刺棘草枝丫缀满金色,是祂的血和碎肉,像一棵闪闪发光的黄金树。
而祂双目微阖,长睫盖住血洞,刺棘草把祂的身体作土壤,贪婪地吸取祂的血,消化祂的肉,当成养料。
安德鲁感到一阵赏心悦目,仍是可惜地护住自己的手,亲自把那棵枝繁叶茂的刺棘草拔了出来。
能清晰地感觉到祂血肉带来的阻力。拔/出的瞬间自祂喉头的血肉四溅。
祂不可自抑地呛咳起来,但身体已经被折磨得虚弱至极,再感到撕心裂肺,听在安德鲁耳朵里也不过是轻轻的呻吟和小声的轻咳。只有源源不断从祂喉头冒出的金色液体,能提醒面前的人,祂伤得不轻。
安德鲁目不忍视,用了一个清洁术——给自己。她手上身上被无辜波及溅上了不少血,手上还附带祂的涎水,怪恶心的。

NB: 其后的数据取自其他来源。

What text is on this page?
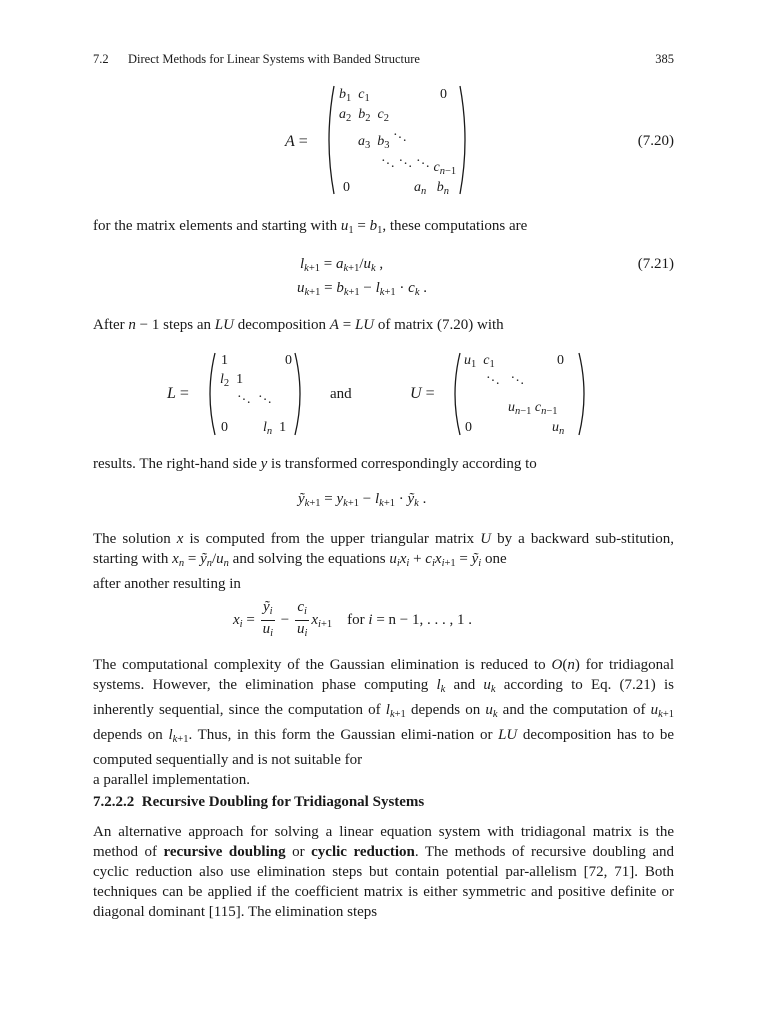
7.2 Direct Methods for Linear Systems with Banded Structure	385
A =
$b_1$ $c_1$	0
$a_2$ $b_2$ $c_2$
$a_3$ $b_3$ ···
··· ··· ··· $c_{n-1}$
0	$a_n$ $b_n$
(7.20)
for the matrix elements and starting with $u_1 = b_1$, these computations are
$l_{k+1} = a_{k+1}/u_k$ ,
$u_{k+1} = b_{k+1} - l_{k+1} \cdot c_k$ .
(7.21)
After n − 1 steps an LU decomposition A = LU of matrix (7.20) with
L =
1	0
$l_2$  1
···  ···
0	$l_n$  1
and	U =
$u_1$ $c_1$	0
···   ···
$u_{n-1}$ $c_{n-1}$
0	$u_n$
results. The right-hand side y is transformed correspondingly according to
ỹ$_{k+1}$ = $y_{k+1} - l_{k+1}$ · ỹ$_k$ .
The solution x is computed from the upper triangular matrix U by a backward sub-stitution, starting with $x_n$ = $ỹ_n/u_n$ and solving the equations $u_ix_i + c_ix_{i+1}$ = ỹ$_i$ one
after another resulting in
$x_i = \frac{ỹ_i}{u_i} - \frac{c_i}{u_i} x_{i+1}$ for i = n − 1, . . . , 1 .
The computational complexity of the Gaussian elimination is reduced to O(n) for tridiagonal systems. However, the elimination phase computing $l_k$ and $u_k$ according to Eq. (7.21) is inherently sequential, since the computation of $l_{k+1}$ depends on $u_k$ and the computation of $u_{k+1}$ depends on $l_{k+1}$. Thus, in this form the Gaussian elimi-nation or LU decomposition has to be computed sequentially and is not suitable for
a parallel implementation.
7.2.2.2 Recursive Doubling for Tridiagonal Systems
An alternative approach for solving a linear equation system with tridiagonal matrix is the method of recursive doubling or cyclic reduction. The methods of recursive doubling and cyclic reduction also use elimination steps but contain potential par-allelism [72, 71]. Both techniques can be applied if the coefficient matrix is either symmetric and positive definite or diagonal dominant [115]. The elimination steps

安德鲁清洁好自己,微低着头,轻轻地搂过祂,扶稳祂劲瘦的腰,再按着祂的头靠向自己,另一只手温柔地、缓慢地轻拍祂的背,一下,又一下。轻柔而耐心,仿佛对待一个婴孩,不忍惊醒它的美梦。
是很像拥抱的姿势。现在看起来很像相互依偎。
“想问她为什么背叛你吗?还是想问关于我的。”
安德鲁心软地把祂抱紧了一下,让祂靠近一点,这个姿势不会让人太难受。用的力道甚至有些怜惜。
伤在身上,祂不感到难受。诛心呢?
“这个世界里,她,也就是另一个我,逃过了你的审判。她也就没有去神界。”
少年眼睛没有瞎,喉咙里也不会长出恐怖的东西。
“普罗米提前死亡,她救下了帕切克。”
莫须有的苦,她一点也没有吃。
“她提前确认了兰阿的身份,把兰阿和你当成了同一个人。”
少年的真假爱憎都明明白白,真情从来都不是留给祂的。
想到创世神对幻境里那个自己的印象,安德鲁语气有点揶揄,低声调笑:“她怎么看都不像我,除了和我一样想回家。”

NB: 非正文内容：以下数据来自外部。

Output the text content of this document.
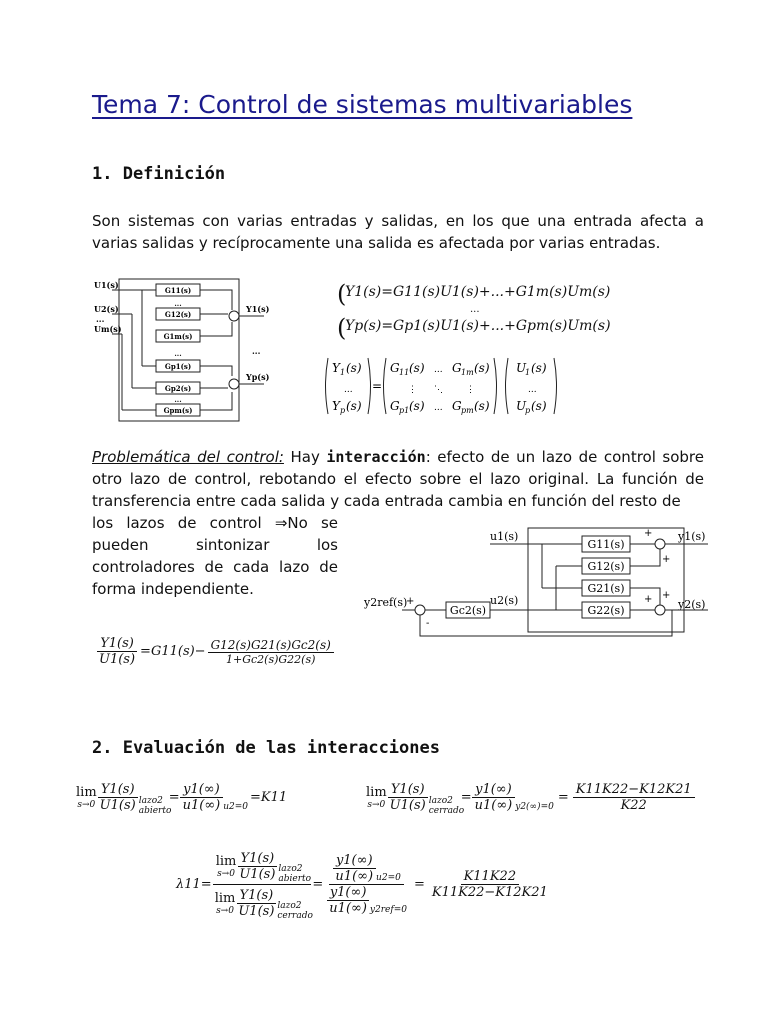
Tema 7: Control de sistemas multivariables
1. Definición
Son sistemas con varias entradas y salidas, en los que una entrada afecta a varias salidas y recíprocamente una salida es afectada por varias entradas.
U1(s)
U2(s)
...
Um(s)
G11(s)
G12(s)
...
G1m(s)
...
Gp1(s)
Gp2(s)
...
Gpm(s)
Y1(s)
...
Yp(s)
(
Y1(s)=G11(s)U1(s)+...+G1m(s)Um(s)
...
(
Yp(s)=Gp1(s)U1(s)+...+Gpm(s)Um(s)
Y 1 (s)
...
Y p (s)
=
G 11 (s) ... G 1m (s)
⋮ ⋱	⋮
G p1 (s) ... G pm (s)
U
1 (s)
...
U
p (s)
Problemática del control: Hay interacción: efecto de un lazo de control sobre otro lazo de control, rebotando el efecto sobre el lazo original. La función de transferencia entre cada salida y cada entrada cambia en función del resto de
los lazos de control ⇒No se pueden sintonizar los controladores de cada lazo de forma independiente.
G11(s)
G12(s)
G21(s)
G22(s)
Gc2(s)
u1(s)
u2(s)
y1(s)
y2(s)
y2ref(s)
+
+
+ +
+
-
$\frac{Y1(s)}{U1(s)} =G11(s)- \frac{G12(s)G21(s)Gc2(s)}{1+Gc2(s)G22(s)}$
2. Evaluación de las interacciones
lim
$s\to 0 \frac{Y1(s)}{U1(s)}$ lazo2 abierto
= $\frac{y1(\infty)}{u1(\infty)} u2=0$
=K11	lim
$s\to 0 \frac{Y1(s)}{U1(s)}$ lazo2 cerrado
= $\frac{y1(\infty)}{u1(\infty)} y2(\infty)=0$
= $\frac{K11K22-K12K21}{K22}$
λ11= lim
$s\to 0 \frac{Y1(s)}{U1(s)}$ lazo2 abierto
lim
$s\to 0 \frac{Y1(s)}{U1(s)}$ lazo2 cerrado = $\frac{\frac{y1(\infty)}{u1(\infty)} u2=0}{\frac{y1(\infty)}{u1(\infty)} y2ref=0} = \frac{K11K22}{K11K22-K12K21}$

在局势未定之前,她与帕切克谈情接吻,还被“定时炸弹”发现。这些通通不会发生在她身上。
没有一点像她。除了骗人的时候,熟悉的无耻和不择手段,连骗婚的事都干出来了,否则她都不敢认这是自己。
“不经事的人,说的谎都要可信一点。”
还带着一丝没有完全泯灭的单纯和希冀的神情,你只希望让它们越来越多,在她眼底盈满。让她大胆地去再次相信。
安德鲁在这个世界里从来不这样,和她怎么看都像两个人。
安德鲁最后给出答案。
“她背叛你,命运如此。合该如此。至于我。”
“你看到了吧?我第一次在幻雾之森里的样子。”
她心里什么都没有。
“我的快乐建立在别人的痛苦之上。所有人都不好过,我才能好过。让我快乐吧。”
她说的,又有几句是真话,又有几句假话?
安德鲁笑笑,“睡吧,安心地睡一觉。”
有一个道理,在她的世界里,到现在还能找到点踪迹:真话剜心刺耳还难得。好听的假话倒随处可闻。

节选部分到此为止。